How ketchup evolved from Chinese medicine to tasty condiment

How ketchup evolved from Chinese medicine to tasty condiment

It was fascinating for me to recently learn that ketchup was once sold as medicine. Long before this ubiquitous condiment was used in fast-food meals and backyard barbecues, it was part of an ancient Chinese recipe to ferment seafood into a salty savory sauce that physicians at the time believed to be medicinal. British sailors later brought this creation back home when it was modified with walnuts and mushrooms. It wasn’t until the early 1800s that it started to take on the form of tomatoes through a horticulturist in Philadelphia.
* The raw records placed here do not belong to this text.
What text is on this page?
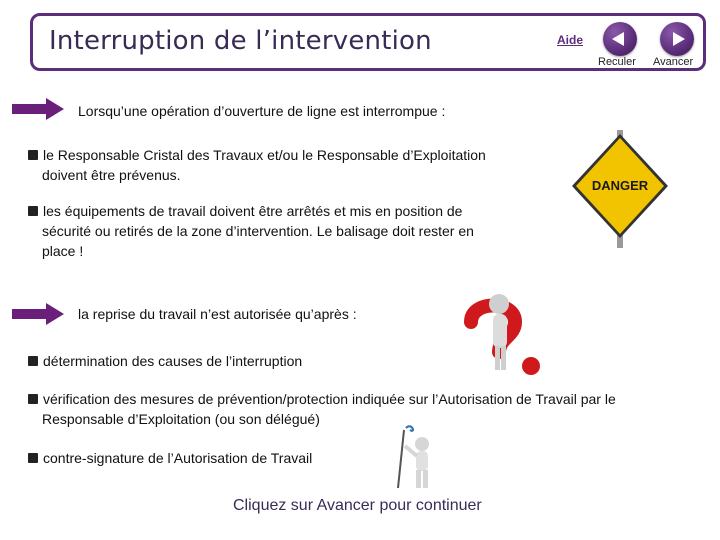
Interruption de l’intervention	Aide
Reculer Avancer
Lorsqu’une opération d’ouverture de ligne est interrompue :
le Responsable Cristal des Travaux et/ou le Responsable d’Exploitation
doivent être prévenus.
les équipements de travail doivent être arrêtés et mis en position de
sécurité ou retirés de la zone d’intervention. Le balisage doit rester en
place !
DANGER
la reprise du travail n’est autorisée qu’après :
détermination des causes de l’interruption
vérification des mesures de prévention/protection indiquée sur l’Autorisation de Travail par le
Responsable d’Exploitation (ou son délégué)
contre-signature de l’Autorisation de Travail
Cliquez sur Avancer pour continuer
There was a massive craze around tomatoes, which had become the first super food, with the thought that it would cure indigestion and other stomach ailments. There were even ketchup pills, and the fad continued well into the 1850s. The Aztecs used to believe tomatoes had powerful magical properties that could ward off evil and cure diseases, while in the 16th century, Spanish conquistadores brought tomatoes to Europe where it eventually became a staple of Italian cuisine. In 1876, Heinz was the first company to actually release ketchup commercially as a tomato-based product. Initially known as catsup, Heinz started to promote it as ketchup and the name caught on.

However, there are competitors that would rather avoid that iconic re-branding and continue to advertise their product as catsup. In recent years, however, the medicinal value has been re-evaluated. We now know that tomatoes and tomato products are loaded with malic and citric acid that produce too much gastric acid in the stomach. One interesting side note is that ketchup was embroiled in controversy in the 1980s when the Reagan Administration deemed the condiment a vegetable for school lunch programs.